Jean Chevalier : De Mahomet à l’âge des réformes
Ce n’est pas en restant au niveau des généralités faciles que Mircea Eliade se montre un incomparable défricheur de sens. Il examine les mythes, rites et croyances jusque dans leurs menus détails, ne négligeant aucun trait qui puisse solliciter l’intervention de l’herméneute, pour démasquer son rôle particulier dans un ensemble traditionnel. La somme d’érudition incorporée dans cette Histoire des Croyances et des Idées religieuses est vraiment prodigieuse! Ce qui est le plus étonnant, c’est la réussite qui, loin de ressembler seulement à une savante compilation, constitue une intelligente exploration des profondeurs, la projection d’un faisceau de lumière sur ce qu’on a justement appelé «la conscience des anciens et l’inconscient des modernes». Nous sommes loin d’un James George Fraser, avec ses hâtives et superficielles généralisations.
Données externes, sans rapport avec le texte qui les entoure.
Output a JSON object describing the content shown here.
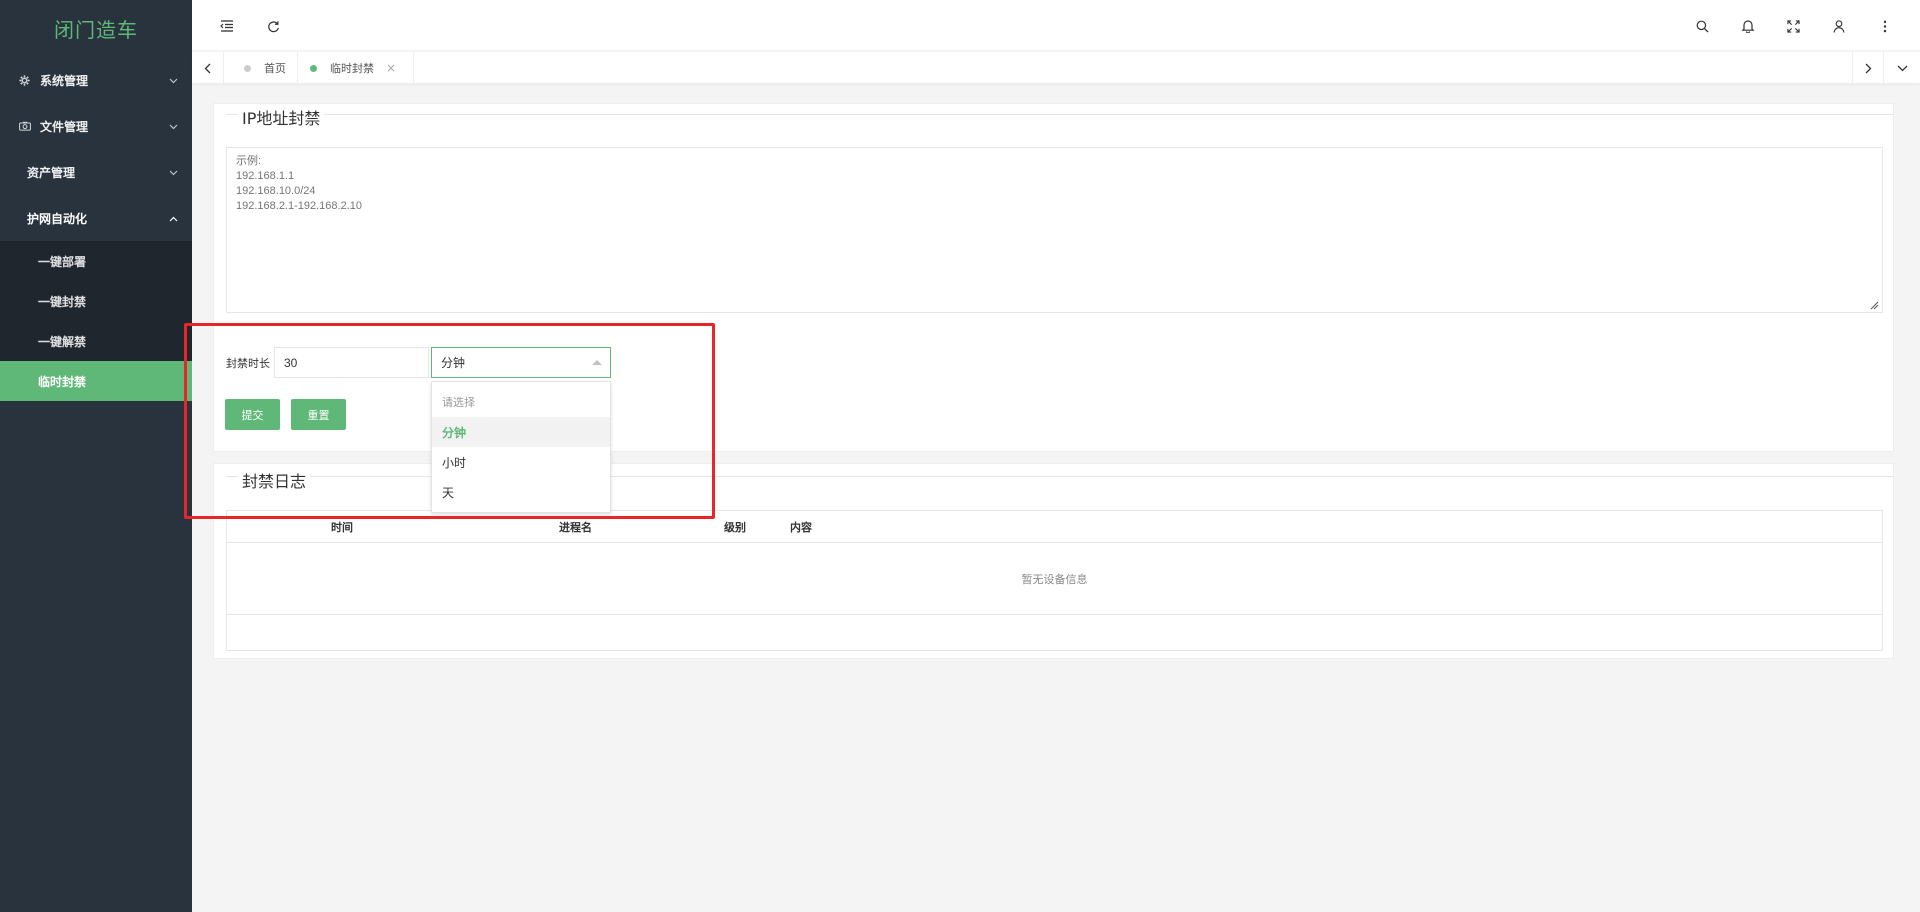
{
  "sidebar": {
    "logo": "闭门造车",
    "items": [
      {
        "label": "系统管理",
        "icon": "gear-icon",
        "arrow": "⌄"
      },
      {
        "label": "文件管理",
        "icon": "camera-icon",
        "arrow": "⌄"
      },
      {
        "label": "资产管理",
        "arrow": "⌄"
      },
      {
        "label": "护网自动化",
        "arrow": "⌃"
      }
    ],
    "sub_items": [
      {
        "label": "一键部署"
      },
      {
        "label": "一键封禁"
      },
      {
        "label": "一键解禁"
      },
      {
        "label": "临时封禁",
        "active": true
      }
    ]
  },
  "header": {
    "icons": [
      "menu-fold-icon",
      "refresh-icon",
      "search-icon",
      "bell-icon",
      "fullscreen-icon",
      "user-icon",
      "more-icon"
    ]
  },
  "tabs": {
    "items": [
      {
        "label": "首页",
        "dot_color": "#cccccc"
      },
      {
        "label": "临时封禁",
        "dot_color": "#5fb878",
        "closable": true
      }
    ],
    "close_glyph": "×"
  },
  "ip_panel": {
    "title": "IP地址封禁",
    "placeholder": "示例:\n192.168.1.1\n192.168.10.0/24\n192.168.2.1-192.168.2.10",
    "duration_label": "封禁时长",
    "duration_value": "30",
    "unit_selected": "分钟",
    "unit_options": [
      "请选择",
      "分钟",
      "小时",
      "天"
    ],
    "submit_label": "提交",
    "reset_label": "重置"
  },
  "log_panel": {
    "title": "封禁日志",
    "columns": [
      "时间",
      "进程名",
      "级别",
      "内容"
    ],
    "empty_text": "暂无设备信息"
  },
  "colors": {
    "accent": "#5fb878",
    "sidebar_bg": "#28333e",
    "highlight": "#e8262a"
  }
}
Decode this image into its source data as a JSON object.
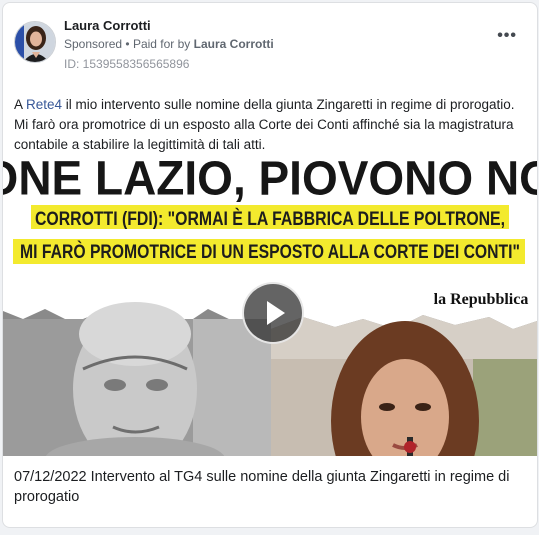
{
  "post": {
    "author": "Laura Corrotti",
    "sponsored_label": "Sponsored",
    "separator": "•",
    "paid_for_prefix": "Paid for by",
    "paid_for_by": "Laura Corrotti",
    "ad_id": "ID: 1539558356565896",
    "more_icon": "more-horizontal-icon",
    "text_prefix": "A ",
    "text_link": "Rete4",
    "text_body": " il mio intervento sulle nomine della giunta Zingaretti in regime di prorogatio. Mi farò ora promotrice di un esposto alla Corte dei Conti affinché sia la magistratura contabile a stabilire la legittimità di tali atti.",
    "caption": "07/12/2022 Intervento al TG4 sulle nomine della giunta Zingaretti in regime di prorogatio"
  },
  "media": {
    "headline": "REGIONE LAZIO, PIOVONO NOMINE",
    "subhead_line1": "CORROTTI (FDI): \"ORMAI È LA FABBRICA DELLE POLTRONE,",
    "subhead_line2": "MI FARÒ PROMOTRICE DI UN ESPOSTO ALLA CORTE DEI CONTI\"",
    "source": "la Repubblica",
    "play_icon": "play-icon"
  },
  "colors": {
    "link": "#385898",
    "highlight": "#f3ea2e",
    "muted": "#606770"
  }
}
Ioan P. Couliano : Mircea Eliade et son œuvre - L'histoire vraie du mythe
La fonction du mythe, cette histoire que l’herméneutique rend vraie, est de créer un puissant obstacle entre l’homme et le rien, d’empêcher que celui-ci s’empare du monde humain. Le mythe, c’est l’humanité de l’homme, ce qui le tire du rien, ce qui l’oppose au néant. Sur le plan de l’herméneutique, le mystagogue se transforme en vrai magicien et pécheur des consciences à la dérive, qui risquent d’être englouties par le rien. Le mystagogue sauve.